Monday, November 23, 2009

N'Gor Right

About 45 years ago, two Californians and a film crew flew to Dakar and introduced surfing to West Africa . The first spot they tried was a right wave breaking along the edge of N’Gor Island, visible from their room at the Hotel Meridien on Dakar ’s mainland. The fishermen in their trademark Senegalese boats paddled to the channel to watch the never-before-seen spectacle. The moment, immortalized in the classic surf film Endless Summer, is widely believed to have kicked off the new age of modern surf travel.

After six weeks in Dakar , I finally made it out to N’Gor with my surfboard yesterday. Instead of paddling, as my Californian predecessors had done, there are now 30-foot motorized pirogues ferrying tourists to and fro between the island and the peninsula nearly for free. There are also a handful of smaller, slightly more expensive boats catering specifically to surfer travelers that will drop you off right in the channel next to the wave.

I picked the giant pirogue, which, after a surprisingly smooth ride, dropped me off on a quiet beach lined with palms and a couple of quaint restaurants commanding an incredible view of the bay and the northern edge of Dakar . The streets are narrow, cobble and sand alleyways between stone buildings with flowering vines. A five minute walk through the very pleasant maze brings you past private homes, seaside restaurants and a guesthouse before placing you on a low wall stretching toward the inside of the N’Gor reef.

The water is clear and turquoise like the Caribbean . The waves crash as white as bone over the reef, wrapping for a hundred yards around the point. This is a very small day for N’Gor, the locals tell me, but the swells are well overhead, and the surfers look like small black dots as they drop in. I try to imagine what it must have been like for the first surfers on this point in 1964 – big waves, unknown land, gawking fishermen, huge long boards without leashes.

The boys from Endless Summer got some great waves, but didn’t stay long due to a pressing round-the-world itinerary. But they clearly made a lasting impression. Here in West Africa – not exactly the first place that comes to mind when you mention ‘surfing’ – the water is filled with their legacy.

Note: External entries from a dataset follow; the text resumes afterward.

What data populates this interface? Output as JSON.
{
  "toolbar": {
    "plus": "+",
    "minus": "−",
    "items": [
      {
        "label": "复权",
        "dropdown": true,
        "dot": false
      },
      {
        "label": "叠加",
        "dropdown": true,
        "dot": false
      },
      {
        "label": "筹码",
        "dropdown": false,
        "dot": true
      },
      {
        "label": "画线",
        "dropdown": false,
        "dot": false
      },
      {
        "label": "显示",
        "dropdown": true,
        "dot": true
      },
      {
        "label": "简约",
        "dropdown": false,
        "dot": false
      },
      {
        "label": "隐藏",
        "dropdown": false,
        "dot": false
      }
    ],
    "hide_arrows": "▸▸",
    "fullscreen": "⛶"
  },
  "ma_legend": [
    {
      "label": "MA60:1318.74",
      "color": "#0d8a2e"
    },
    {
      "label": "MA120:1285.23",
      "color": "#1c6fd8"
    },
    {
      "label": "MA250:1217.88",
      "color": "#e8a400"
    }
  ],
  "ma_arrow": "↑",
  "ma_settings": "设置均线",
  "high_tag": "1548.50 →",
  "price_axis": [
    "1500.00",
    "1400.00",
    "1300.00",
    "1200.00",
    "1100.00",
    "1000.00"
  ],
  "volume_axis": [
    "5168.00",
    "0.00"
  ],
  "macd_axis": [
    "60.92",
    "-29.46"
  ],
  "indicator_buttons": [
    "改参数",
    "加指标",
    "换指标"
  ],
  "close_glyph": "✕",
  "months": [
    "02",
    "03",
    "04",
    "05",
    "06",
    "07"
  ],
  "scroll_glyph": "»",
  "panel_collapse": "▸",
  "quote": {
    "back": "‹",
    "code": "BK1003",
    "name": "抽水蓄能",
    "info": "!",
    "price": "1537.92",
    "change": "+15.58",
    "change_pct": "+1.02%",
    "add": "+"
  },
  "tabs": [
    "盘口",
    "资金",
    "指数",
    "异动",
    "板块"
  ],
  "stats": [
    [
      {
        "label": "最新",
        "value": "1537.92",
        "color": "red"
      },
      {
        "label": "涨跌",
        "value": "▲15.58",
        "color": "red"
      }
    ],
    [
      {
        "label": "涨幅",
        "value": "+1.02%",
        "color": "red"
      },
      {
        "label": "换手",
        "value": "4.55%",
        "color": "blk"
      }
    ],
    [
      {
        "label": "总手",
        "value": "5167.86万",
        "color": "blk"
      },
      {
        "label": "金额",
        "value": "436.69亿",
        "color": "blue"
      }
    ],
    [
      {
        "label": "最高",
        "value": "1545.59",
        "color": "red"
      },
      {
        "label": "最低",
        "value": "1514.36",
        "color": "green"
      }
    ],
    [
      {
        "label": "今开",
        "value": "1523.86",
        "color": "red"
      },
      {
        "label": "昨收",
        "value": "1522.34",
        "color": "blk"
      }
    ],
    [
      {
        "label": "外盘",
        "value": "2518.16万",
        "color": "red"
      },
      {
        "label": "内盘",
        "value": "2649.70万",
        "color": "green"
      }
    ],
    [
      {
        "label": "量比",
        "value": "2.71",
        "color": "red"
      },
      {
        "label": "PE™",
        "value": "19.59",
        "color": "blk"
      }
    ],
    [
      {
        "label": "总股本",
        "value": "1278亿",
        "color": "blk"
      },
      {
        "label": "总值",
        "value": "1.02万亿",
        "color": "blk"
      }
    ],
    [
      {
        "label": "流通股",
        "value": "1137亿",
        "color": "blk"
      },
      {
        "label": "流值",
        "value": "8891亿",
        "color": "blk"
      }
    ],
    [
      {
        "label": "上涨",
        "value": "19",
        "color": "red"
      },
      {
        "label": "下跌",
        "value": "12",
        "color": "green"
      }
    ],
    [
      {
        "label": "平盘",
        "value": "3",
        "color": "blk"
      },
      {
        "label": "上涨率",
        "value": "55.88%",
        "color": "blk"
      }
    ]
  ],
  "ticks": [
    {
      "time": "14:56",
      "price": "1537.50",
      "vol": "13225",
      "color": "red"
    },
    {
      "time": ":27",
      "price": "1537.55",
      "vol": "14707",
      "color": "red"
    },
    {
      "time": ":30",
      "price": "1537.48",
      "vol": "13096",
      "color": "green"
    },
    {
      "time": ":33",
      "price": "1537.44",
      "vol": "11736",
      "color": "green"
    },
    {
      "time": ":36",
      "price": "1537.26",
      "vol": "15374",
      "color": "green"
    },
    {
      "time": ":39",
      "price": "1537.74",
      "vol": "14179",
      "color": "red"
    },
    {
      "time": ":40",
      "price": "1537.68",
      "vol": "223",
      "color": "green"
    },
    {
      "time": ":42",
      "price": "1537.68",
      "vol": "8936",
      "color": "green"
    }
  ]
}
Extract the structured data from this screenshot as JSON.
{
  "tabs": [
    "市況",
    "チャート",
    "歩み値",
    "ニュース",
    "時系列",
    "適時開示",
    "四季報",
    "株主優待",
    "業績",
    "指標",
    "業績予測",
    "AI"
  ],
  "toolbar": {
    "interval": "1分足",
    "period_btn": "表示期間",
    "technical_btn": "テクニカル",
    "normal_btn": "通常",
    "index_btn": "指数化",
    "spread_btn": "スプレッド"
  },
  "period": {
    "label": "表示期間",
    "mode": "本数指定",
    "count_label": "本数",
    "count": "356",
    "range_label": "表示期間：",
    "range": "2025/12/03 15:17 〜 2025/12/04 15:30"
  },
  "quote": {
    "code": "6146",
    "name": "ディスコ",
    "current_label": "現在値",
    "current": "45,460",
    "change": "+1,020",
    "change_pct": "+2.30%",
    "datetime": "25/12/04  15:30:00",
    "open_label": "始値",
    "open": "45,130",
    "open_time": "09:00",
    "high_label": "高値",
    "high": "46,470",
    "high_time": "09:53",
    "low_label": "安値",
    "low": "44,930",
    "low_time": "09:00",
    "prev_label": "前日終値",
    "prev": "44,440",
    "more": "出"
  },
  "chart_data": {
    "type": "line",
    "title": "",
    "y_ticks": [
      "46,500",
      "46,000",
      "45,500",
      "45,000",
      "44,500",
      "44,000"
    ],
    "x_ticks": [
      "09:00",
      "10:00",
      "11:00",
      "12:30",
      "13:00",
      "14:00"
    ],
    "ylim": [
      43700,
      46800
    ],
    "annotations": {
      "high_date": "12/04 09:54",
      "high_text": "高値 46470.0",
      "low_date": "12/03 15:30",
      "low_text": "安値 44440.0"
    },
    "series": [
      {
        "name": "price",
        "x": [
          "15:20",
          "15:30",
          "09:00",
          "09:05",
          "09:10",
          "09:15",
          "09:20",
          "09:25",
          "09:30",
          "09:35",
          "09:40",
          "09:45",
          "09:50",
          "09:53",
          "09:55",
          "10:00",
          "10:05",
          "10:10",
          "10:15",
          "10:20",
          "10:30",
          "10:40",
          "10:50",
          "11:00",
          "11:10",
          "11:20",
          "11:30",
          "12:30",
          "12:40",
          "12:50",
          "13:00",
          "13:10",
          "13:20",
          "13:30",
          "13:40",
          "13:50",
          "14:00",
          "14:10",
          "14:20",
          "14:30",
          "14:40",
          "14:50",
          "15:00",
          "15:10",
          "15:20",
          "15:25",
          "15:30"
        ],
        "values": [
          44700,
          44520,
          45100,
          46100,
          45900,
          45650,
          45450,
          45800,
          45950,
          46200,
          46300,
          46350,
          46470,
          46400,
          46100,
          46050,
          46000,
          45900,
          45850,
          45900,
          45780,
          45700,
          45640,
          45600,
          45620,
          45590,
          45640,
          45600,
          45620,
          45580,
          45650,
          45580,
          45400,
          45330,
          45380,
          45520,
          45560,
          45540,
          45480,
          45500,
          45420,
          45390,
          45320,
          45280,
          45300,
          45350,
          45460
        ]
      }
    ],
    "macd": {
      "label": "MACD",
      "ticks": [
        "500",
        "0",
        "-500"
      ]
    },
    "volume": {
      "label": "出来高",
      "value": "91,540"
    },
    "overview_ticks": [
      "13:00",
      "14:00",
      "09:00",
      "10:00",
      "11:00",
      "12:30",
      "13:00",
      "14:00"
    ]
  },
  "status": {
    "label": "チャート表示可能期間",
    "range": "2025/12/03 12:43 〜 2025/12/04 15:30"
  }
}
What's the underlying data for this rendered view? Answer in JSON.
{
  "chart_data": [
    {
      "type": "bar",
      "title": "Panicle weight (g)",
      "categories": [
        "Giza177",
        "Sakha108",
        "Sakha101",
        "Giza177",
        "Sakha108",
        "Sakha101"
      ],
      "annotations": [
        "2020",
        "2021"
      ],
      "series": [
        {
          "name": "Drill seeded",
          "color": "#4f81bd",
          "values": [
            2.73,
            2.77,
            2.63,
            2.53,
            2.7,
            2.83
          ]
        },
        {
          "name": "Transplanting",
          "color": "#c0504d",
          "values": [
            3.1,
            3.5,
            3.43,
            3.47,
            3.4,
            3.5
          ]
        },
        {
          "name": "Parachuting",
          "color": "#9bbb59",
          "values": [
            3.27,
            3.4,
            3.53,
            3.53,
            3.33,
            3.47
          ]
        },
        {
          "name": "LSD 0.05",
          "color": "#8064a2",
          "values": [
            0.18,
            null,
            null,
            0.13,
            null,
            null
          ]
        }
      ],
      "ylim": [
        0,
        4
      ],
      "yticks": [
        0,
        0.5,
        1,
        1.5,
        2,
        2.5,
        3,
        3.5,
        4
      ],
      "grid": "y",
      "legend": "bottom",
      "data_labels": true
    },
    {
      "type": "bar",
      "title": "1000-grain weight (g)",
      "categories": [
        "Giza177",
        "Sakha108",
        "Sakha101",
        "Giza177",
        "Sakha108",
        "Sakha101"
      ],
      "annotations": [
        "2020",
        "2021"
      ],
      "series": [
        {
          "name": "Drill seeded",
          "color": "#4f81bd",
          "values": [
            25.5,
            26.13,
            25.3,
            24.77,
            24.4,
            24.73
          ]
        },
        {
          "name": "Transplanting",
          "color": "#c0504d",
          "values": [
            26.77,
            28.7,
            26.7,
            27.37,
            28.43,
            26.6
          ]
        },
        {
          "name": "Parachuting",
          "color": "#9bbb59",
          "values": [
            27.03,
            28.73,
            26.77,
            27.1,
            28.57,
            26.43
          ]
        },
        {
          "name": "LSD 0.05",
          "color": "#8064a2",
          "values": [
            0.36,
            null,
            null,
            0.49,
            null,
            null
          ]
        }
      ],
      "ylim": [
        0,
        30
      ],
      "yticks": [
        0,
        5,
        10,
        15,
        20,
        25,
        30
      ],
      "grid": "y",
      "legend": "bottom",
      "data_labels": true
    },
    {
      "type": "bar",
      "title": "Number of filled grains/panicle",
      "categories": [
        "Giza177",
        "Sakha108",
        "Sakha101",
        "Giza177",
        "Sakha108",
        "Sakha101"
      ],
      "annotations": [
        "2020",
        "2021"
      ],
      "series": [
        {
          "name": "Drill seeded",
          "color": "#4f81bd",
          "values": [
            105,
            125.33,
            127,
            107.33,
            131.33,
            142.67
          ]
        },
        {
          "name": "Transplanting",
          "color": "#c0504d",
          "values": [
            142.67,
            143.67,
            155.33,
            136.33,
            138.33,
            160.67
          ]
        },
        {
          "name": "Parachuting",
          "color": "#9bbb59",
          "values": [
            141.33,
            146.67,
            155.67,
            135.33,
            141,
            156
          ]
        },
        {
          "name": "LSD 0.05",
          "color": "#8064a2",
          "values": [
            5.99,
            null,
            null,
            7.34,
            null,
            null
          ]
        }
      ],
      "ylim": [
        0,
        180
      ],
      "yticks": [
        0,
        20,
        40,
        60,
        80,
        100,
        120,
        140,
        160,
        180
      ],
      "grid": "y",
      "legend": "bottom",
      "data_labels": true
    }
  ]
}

I watch as a local surfer, a kid of about 18 from the village of N’Gor across the bay, paddles out beyond the pack to the peak,, clearly the alpha dog out here. Whitewater swirls all around him and the tip of a jagged rock dubbed ‘Mami’ protrudes a few feet away, sending chills down my spine. A set comes in on cue and he spins around, stroking into the steepest part of the wave and dropping down the face as it curls over him, his buddies from the village shouting encouragement in Wolof from the channel. This is pure joy, a gift perhaps from the good old USA .

A fisherman slows his boat to watch.